SERVICE

PCI DSS

Di era digital saat ini, transaksi nontunai menggunakan kartu kredit dan debit telah menjadi bagian dari kehidupan sehari-hari. Namun, kemudahan ini tentu mengundang risiko besar, terutama ancaman pencurian data kartu oleh para peretas. Jika data pelanggan bocor, reputasi bisnis Anda bisa hancur dalam semalam dan menghadapi denda finansial yang masif. Untuk mencegah hal tersebut, industri pembayaran dunia menetapkan sebuah standar keamanan global yang ketat. Standar ini kita kenal sebagai PCI DSS (Payment Card Industry Data Security Standard).

Apa itu PCI DSS?

PCI DSS adalah sebuah standar keamanan data global yang dirancang untuk melindungi data pemegang kartu dan mengamankan transaksi pembayaran elektronik. Lima jaringan kartu kredit terbesar di dunia—Visa, Mastercard, American Express, Discover, dan JCB—menyusun standar ini secara bersama-sama.

Aturan ini berlaku mutlak bagi semua organisasi atau perusahaan yang menerima, memproses, menyimpan, atau mentransmisikan data kartu kredit. Mulai dari toko online (e-commerce), perbankan, hingga penyedia gerbang pembayaran (payment gateway) wajib mematuhi regulasi ini. Tujuan utamanya adalah menciptakan ekosistem pembayaran yang aman dan meminimalkan risiko penipuan serta kebocoran data di seluruh dunia.

Manfaat Nyata Menerapkan PCI DSS bagi Bisnis

Menerapkan PCI DSS memberikan keuntungan strategis jangka panjang bagi bisnis seperti meningkatkan kepercayaan pelanggan, menghindarkan sanksi finansial dari bank, dan mempermudah ekspansi kerja sama global. Oleh karena itu, aturan ini berlaku mutlak bagi seluruh organisasi yang menerima, memproses, menyimpan, atau mentransmisikan data kartu kredit, termasuk sektor e-commerce, perbankan, hingga payment gateway. Pada akhirnya, kepatuhan terhadap standar ini menjadi langkah krusial untuk menciptakan ekosistem pembayaran yang aman sekaligus meminimalkan risiko penipuan serta kebocoran data konsumen di seluruh dunia.

12 Persyaratan Teknis dalam Kepatuhan PCI DSS

PCI DSS menetapkan 12 persyaratan teknis utama. Semua perusahaan wajib memenuhi seluruh poin berikut tanpa terkecuali untuk mendapatkan sertifikasi:

  • Persyaratan 1: Memasang dan mempertahankan perimeter keamanan (seperti firewall) untuk melindungi data pemegang kartu.

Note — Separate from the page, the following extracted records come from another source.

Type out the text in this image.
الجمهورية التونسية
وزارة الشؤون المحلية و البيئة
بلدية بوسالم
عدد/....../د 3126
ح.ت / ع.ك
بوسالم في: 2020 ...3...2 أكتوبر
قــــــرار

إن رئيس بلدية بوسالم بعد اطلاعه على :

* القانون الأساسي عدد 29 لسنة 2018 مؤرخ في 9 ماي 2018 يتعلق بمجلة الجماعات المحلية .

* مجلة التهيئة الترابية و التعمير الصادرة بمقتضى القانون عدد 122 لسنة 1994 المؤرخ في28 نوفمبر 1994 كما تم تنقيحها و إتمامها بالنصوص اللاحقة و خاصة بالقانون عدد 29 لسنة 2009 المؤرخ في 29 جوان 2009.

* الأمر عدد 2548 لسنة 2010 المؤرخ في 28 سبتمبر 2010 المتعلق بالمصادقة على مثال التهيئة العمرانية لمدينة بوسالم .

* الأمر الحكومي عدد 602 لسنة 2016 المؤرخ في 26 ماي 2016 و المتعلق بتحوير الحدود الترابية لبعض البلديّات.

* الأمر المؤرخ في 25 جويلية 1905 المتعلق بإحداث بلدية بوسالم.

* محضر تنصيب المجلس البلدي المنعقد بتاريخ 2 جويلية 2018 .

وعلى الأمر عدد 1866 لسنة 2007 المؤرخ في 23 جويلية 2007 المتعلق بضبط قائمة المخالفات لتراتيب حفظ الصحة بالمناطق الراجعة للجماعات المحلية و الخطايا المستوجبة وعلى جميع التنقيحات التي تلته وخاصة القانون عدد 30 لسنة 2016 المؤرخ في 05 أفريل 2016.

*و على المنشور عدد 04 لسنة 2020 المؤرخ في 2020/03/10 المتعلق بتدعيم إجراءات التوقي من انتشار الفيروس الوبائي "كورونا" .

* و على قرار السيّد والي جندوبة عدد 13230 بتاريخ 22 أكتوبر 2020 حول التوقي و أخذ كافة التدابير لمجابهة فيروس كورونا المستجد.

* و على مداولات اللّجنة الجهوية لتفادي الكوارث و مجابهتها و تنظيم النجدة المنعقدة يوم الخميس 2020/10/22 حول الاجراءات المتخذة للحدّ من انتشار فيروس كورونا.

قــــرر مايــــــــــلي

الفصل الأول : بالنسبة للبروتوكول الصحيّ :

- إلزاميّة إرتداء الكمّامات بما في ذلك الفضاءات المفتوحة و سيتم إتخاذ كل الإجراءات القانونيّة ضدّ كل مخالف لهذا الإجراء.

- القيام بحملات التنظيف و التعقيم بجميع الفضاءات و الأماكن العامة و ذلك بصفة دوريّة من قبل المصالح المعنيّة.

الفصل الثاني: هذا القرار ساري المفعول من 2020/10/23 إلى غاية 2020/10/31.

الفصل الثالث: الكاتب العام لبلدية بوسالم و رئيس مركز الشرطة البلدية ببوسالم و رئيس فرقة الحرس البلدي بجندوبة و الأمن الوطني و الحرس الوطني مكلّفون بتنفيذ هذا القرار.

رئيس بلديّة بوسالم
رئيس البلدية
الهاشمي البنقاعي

  • Persyaratan 2: Mengubah semua kata sandi bawaan pabrik (default vendor) dan parameter keamanan lain pada setiap perangkat sebelum memasukkannya ke dalam jaringan.

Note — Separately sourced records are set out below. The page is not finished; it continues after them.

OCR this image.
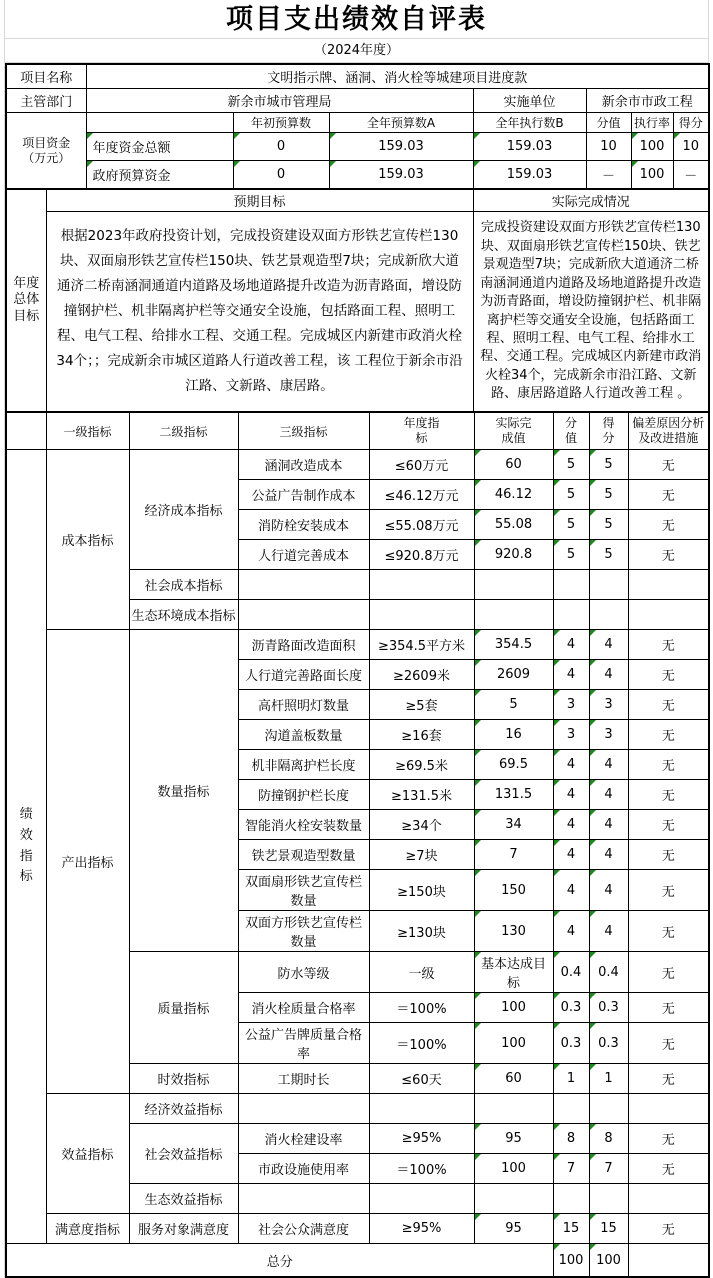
项目支出绩效自评表
（2024年度）
项目名称	文明指示牌、涵洞、消火栓等城建项目进度款						
主管部门	新余市城市管理局			实施单位	新余市市政工程		

项目资金（万元）		年初预算数	全年预算数A	全年执行数B	分值	执行率	得分
	年度资金总额	0	159.03	159.03	10	100	10
	政府预算资金	0	159.03	159.03	－	100	－
年度总体目标	预期目标	实际完成情况

	根据2023年政府投资计划，完成投资建设双面方形铁艺宣传栏130块、双面扇形铁艺宣传栏150块、铁艺景观造型7块；完成新欣大道通济二桥南涵洞通道内道路及场地道路提升改造为沥青路面，增设防撞钢护栏、机非隔离护栏等交通安全设施，包括路面工程、照明工程、电气工程、给排水工程、交通工程。完成城区内新建市政消火栓34个；；完成新余市城区道路人行道改善工程，该 工程位于新余市沿江路、文新路、康居路。	完成投资建设双面方形铁艺宣传栏130块、双面扇形铁艺宣传栏150块、铁艺景观造型7块；完成新欣大道通济二桥南涵洞通道内道路及场地道路提升改造为沥青路面，增设防撞钢护栏、机非隔离护栏等交通安全设施，包括路面工程、照明工程、电气工程、给排水工程、交通工程。完成城区内新建市政消火栓34个，完成新余市沿江路、文新路、康居路道路人行道改善工程 。
	一级指标	二级指标	三级指标	年度指标	实际完成值	分值	得分	偏差原因分析及改进措施

绩效指标	成本指标	经济成本指标	涵洞改造成本	≤60万元	60	5	5	无
			公益广告制作成本	≤46.12万元	46.12	5	5	无
			消防栓安装成本	≤55.08万元	55.08	5	5	无
			人行道完善成本	≤920.8万元	920.8	5	5	无
		社会成本指标						
		生态环境成本指标						
	产出指标	数量指标	沥青路面改造面积	≥354.5平方米	354.5	4	4	无
			人行道完善路面长度	≥2609米	2609	4	4	无
			高杆照明灯数量	≥5套	5	3	3	无
			沟道盖板数量	≥16套	16	3	3	无
			机非隔离护栏长度	≥69.5米	69.5	4	4	无
			防撞钢护栏长度	≥131.5米	131.5	4	4	无
			智能消火栓安装数量	≥34个	34	4	4	无
			铁艺景观造型数量	≥7块	7	4	4	无
			双面扇形铁艺宣传栏数量	≥150块	150	4	4	无
			双面方形铁艺宣传栏数量	≥130块	130	4	4	无
		质量指标	防水等级	一级	基本达成目标	0.4	0.4	无
			消火栓质量合格率	＝100%	100	0.3	0.3	无
			公益广告牌质量合格率	＝100%	100	0.3	0.3	无
		时效指标	工期时长	≤60天	60	1	1	无
	效益指标	经济效益指标						
		社会效益指标	消火栓建设率	≥95%	95	8	8	无
			市政设施使用率	＝100%	100	7	7	无
		生态效益指标						
	满意度指标	服务对象满意度	社会公众满意度	≥95%	95	15	15	无
总分						100	100	
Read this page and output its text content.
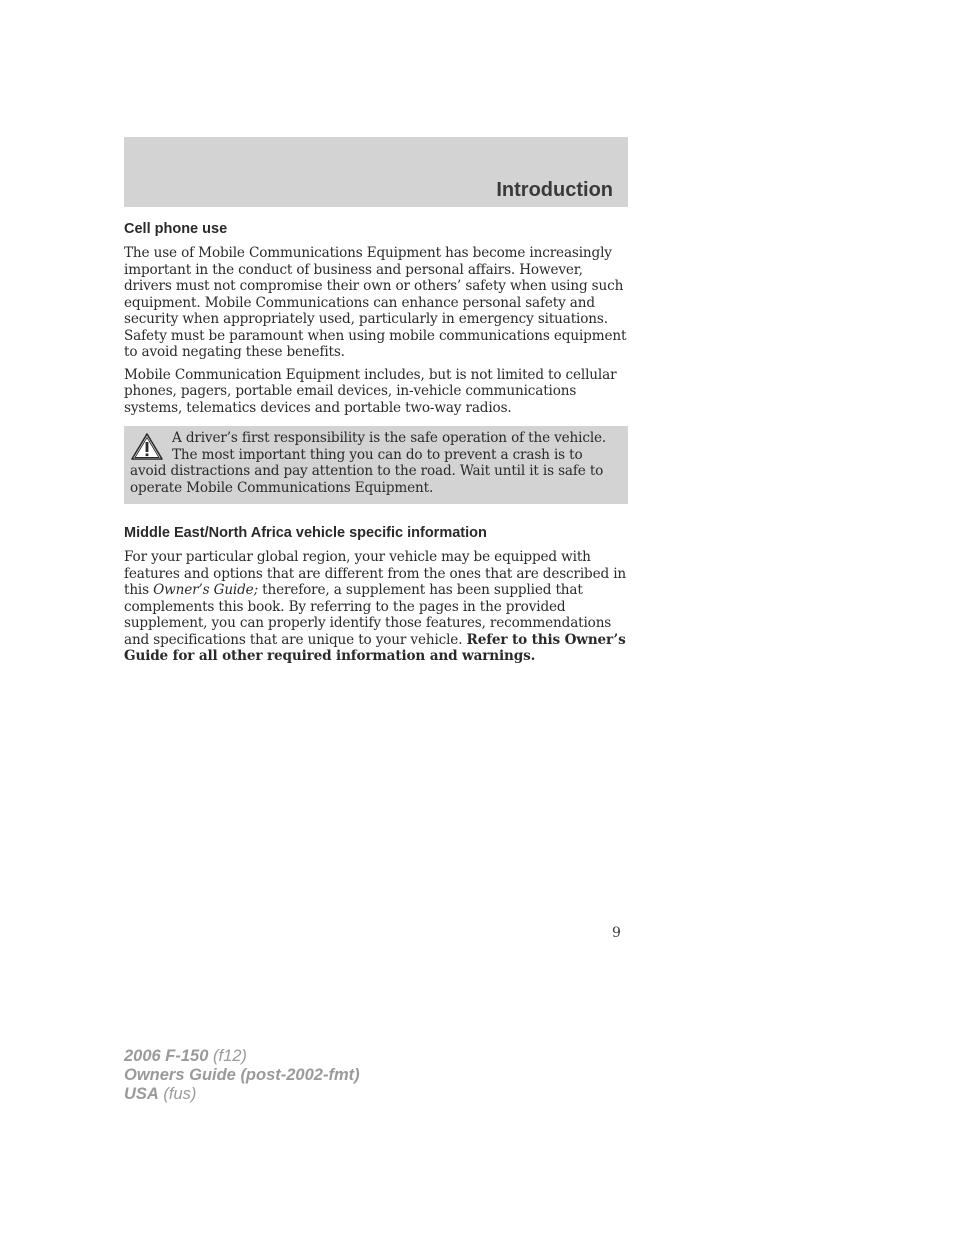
Introduction
Cell phone use

The use of Mobile Communications Equipment has become increasingly important in the conduct of business and personal affairs. However, drivers must not compromise their own or others’ safety when using such equipment. Mobile Communications can enhance personal safety and security when appropriately used, particularly in emergency situations. Safety must be paramount when using mobile communications equipment to avoid negating these benefits.

Mobile Communication Equipment includes, but is not limited to cellular phones, pagers, portable email devices, in-vehicle communications systems, telematics devices and portable two-way radios.

A driver’s first responsibility is the safe operation of the vehicle. The most important thing you can do to prevent a crash is to avoid distractions and pay attention to the road. Wait until it is safe to operate Mobile Communications Equipment.
Middle East/North Africa vehicle specific information

For your particular global region, your vehicle may be equipped with features and options that are different from the ones that are described in this Owner’s Guide; therefore, a supplement has been supplied that complements this book. By referring to the pages in the provided supplement, you can properly identify those features, recommendations and specifications that are unique to your vehicle. Refer to this Owner’s Guide for all other required information and warnings.

9
2006 F-150 (f12)
Owners Guide (post-2002-fmt)
USA (fus)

  • Persyaratan 3: Melindungi data pemegang kartu yang tersimpan di dalam repositori atau server perusahaan melalui metode enkripsi.

  • Persyaratan 4: Mengenkripsi data pemegang kartu saat mentransmisikannya melalui jaringan terbuka atau internet agar peretas tidak dapat menyadapnya.

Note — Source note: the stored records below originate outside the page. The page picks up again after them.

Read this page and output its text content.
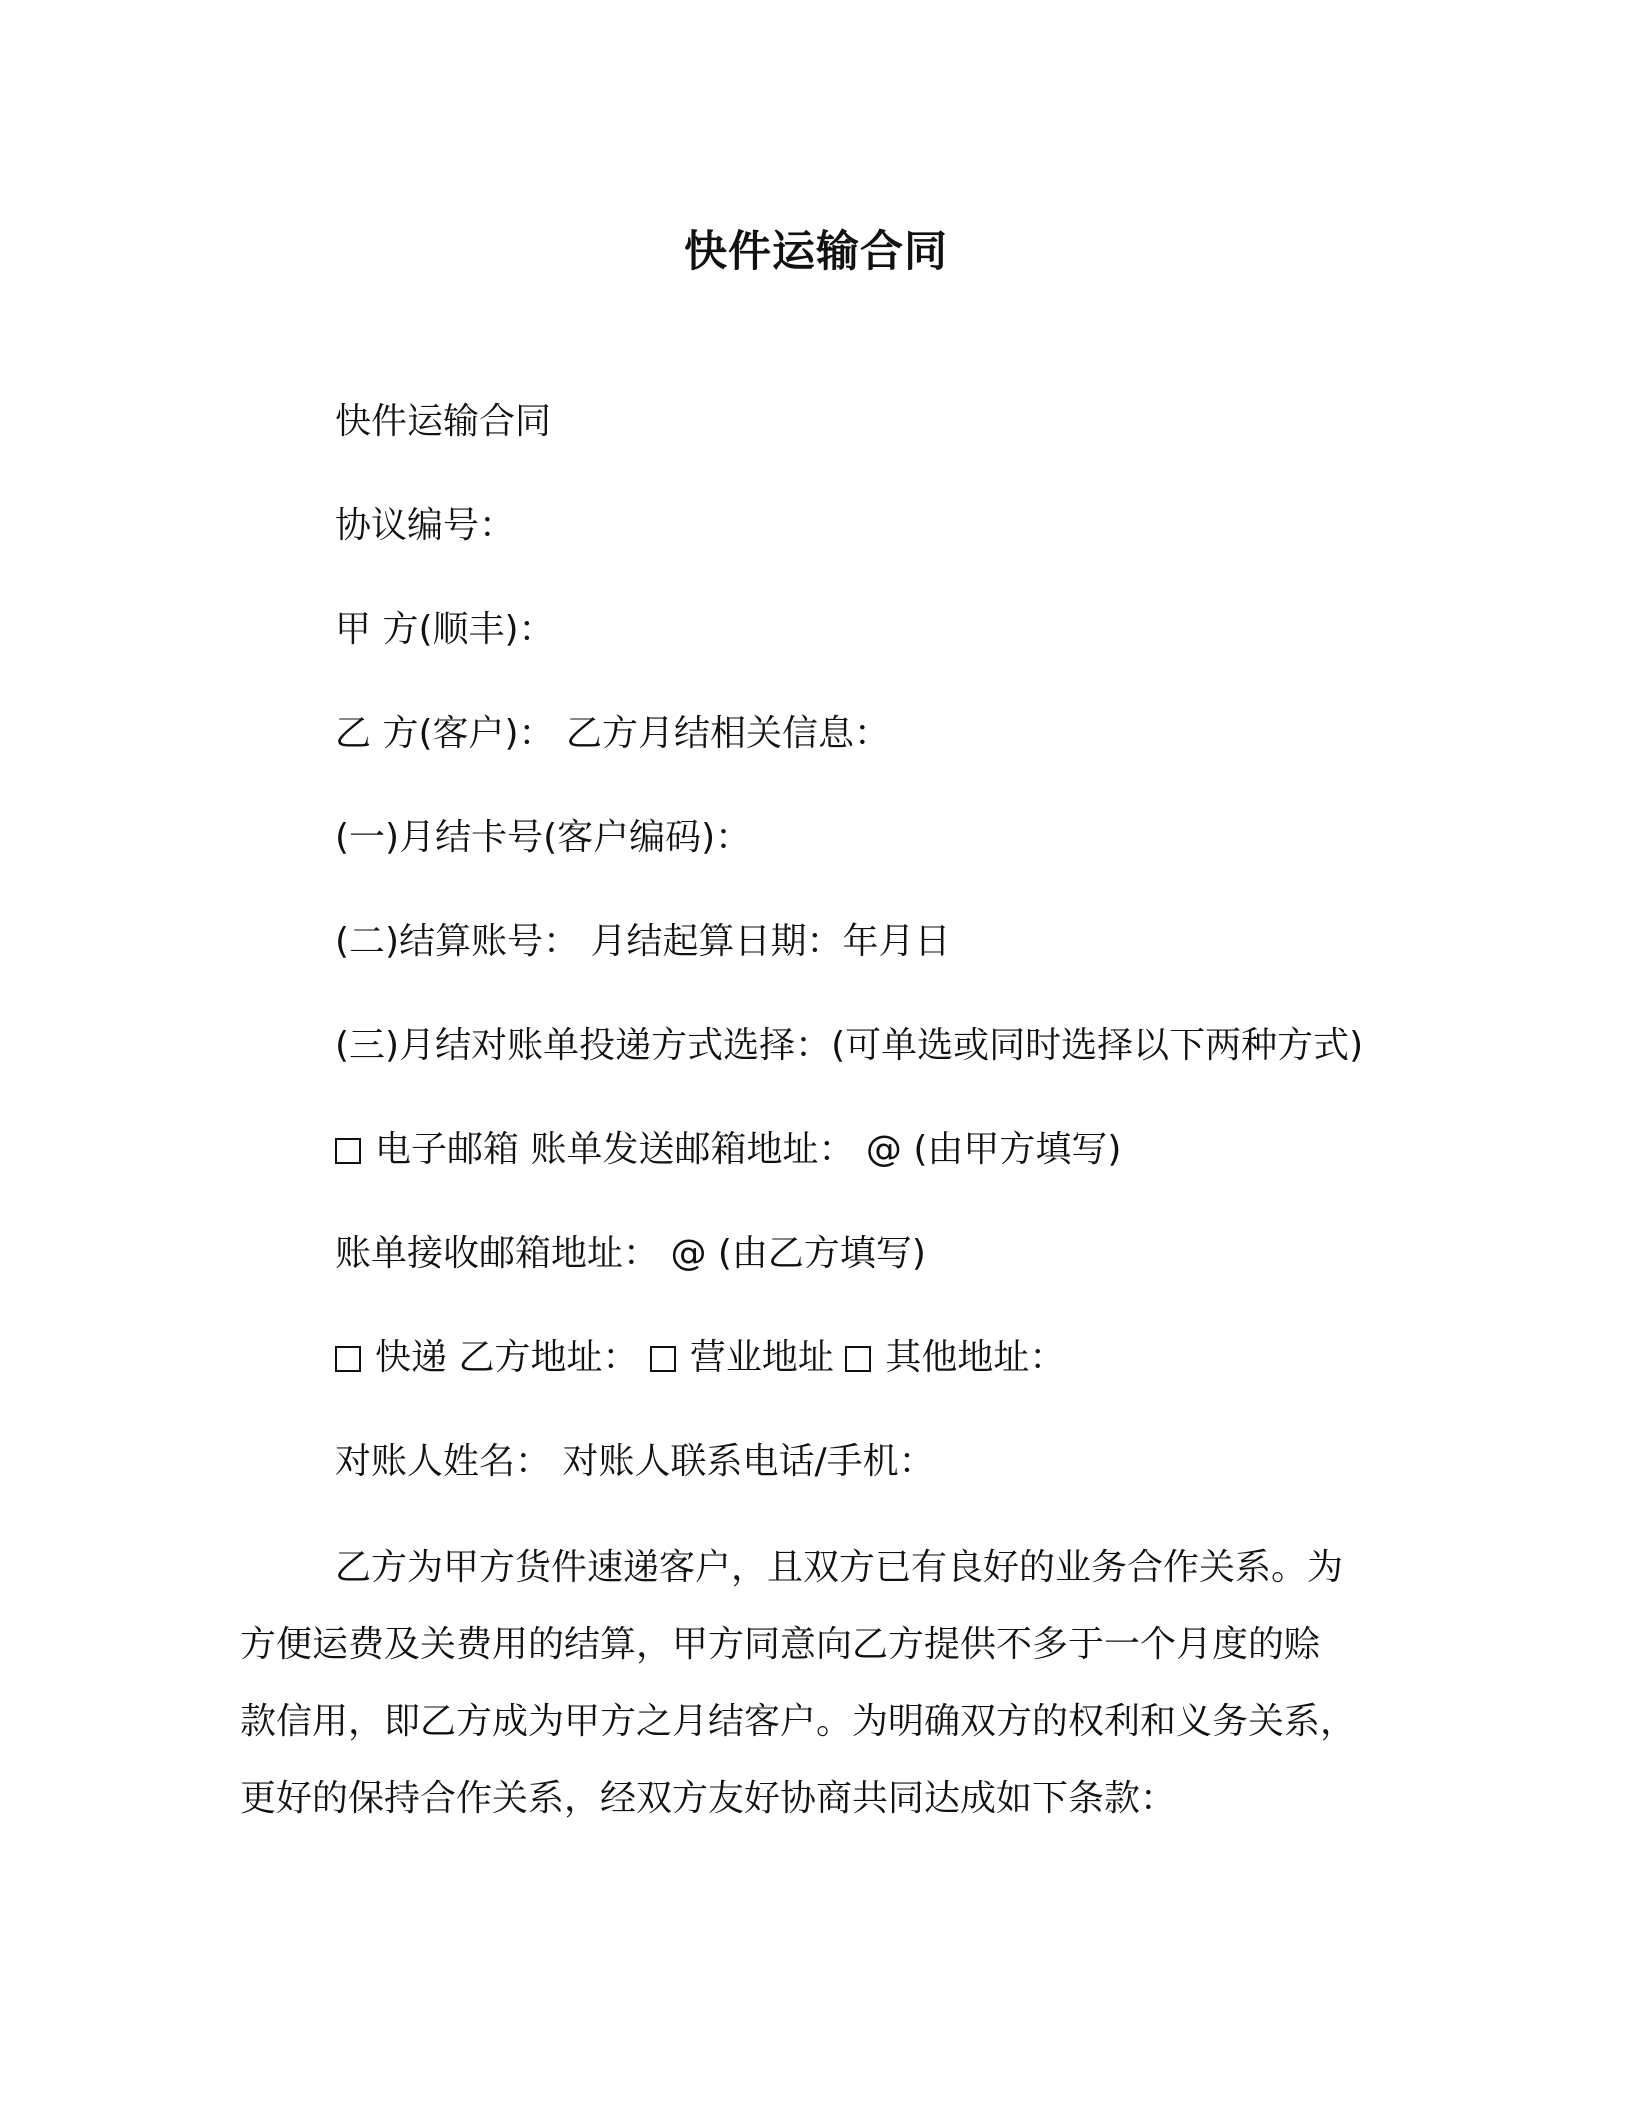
快件运输合同

快件运输合同

协议编号：

甲 方(顺丰)：

乙 方(客户)： 乙方月结相关信息：

(一)月结卡号(客户编码)：

(二)结算账号： 月结起算日期：年月日

(三)月结对账单投递方式选择：(可单选或同时选择以下两种方式)

电子邮箱 账单发送邮箱地址： @ (由甲方填写)

账单接收邮箱地址： @ (由乙方填写)

快递 乙方地址： 营业地址 其他地址：

对账人姓名： 对账人联系电话/手机：

乙方为甲方货件速递客户，且双方已有良好的业务合作关系。为
方便运费及关费用的结算，甲方同意向乙方提供不多于一个月度的赊
款信用，即乙方成为甲方之月结客户。为明确双方的权利和义务关系，
更好的保持合作关系，经双方友好协商共同达成如下条款：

  • Persyaratan 5: Menggunakan dan memperbarui perangkat lunak anti-malware secara berkala untuk melindungi sistem dari serangan virus.

  • Persyaratan 6: Mengembangkan dan memelihara sistem serta aplikasi yang aman dengan rutin menambal (patching) celah keamanan yang ditemukan.

  • Persyaratan 7: Membatasi akses ke data pemegang kartu hanya untuk personel yang benar-benar membutuhkannya berdasarkan fungsi bisnis.

  • Persyaratan 8: Mengidentifikasi pengguna dan mengautentikasi akses sistem dengan memberikan ID unik serta kata sandi khusus untuk setiap individu.

  • Persyaratan 9: Membatasi akses fisik secara ketat ke area atau ruangan tempat server dan data pemegang kartu berada.

  • Persyaratan 10: Melacak dan memantau semua akses ke sumber daya jaringan serta data pemegang kartu melalui pencatatan log aktivitas.

  • Persyaratan 11: Menguji keamanan sistem dan jaringan secara berkala melalui pemindaian celah keamanan serta uji penetrasi (pentesting).

  • Persyaratan 12: Menyusun, memelihara, dan menyebarluaskan kebijakan keamanan informasi yang kuat kepada seluruh karyawan dan mitra bisnis.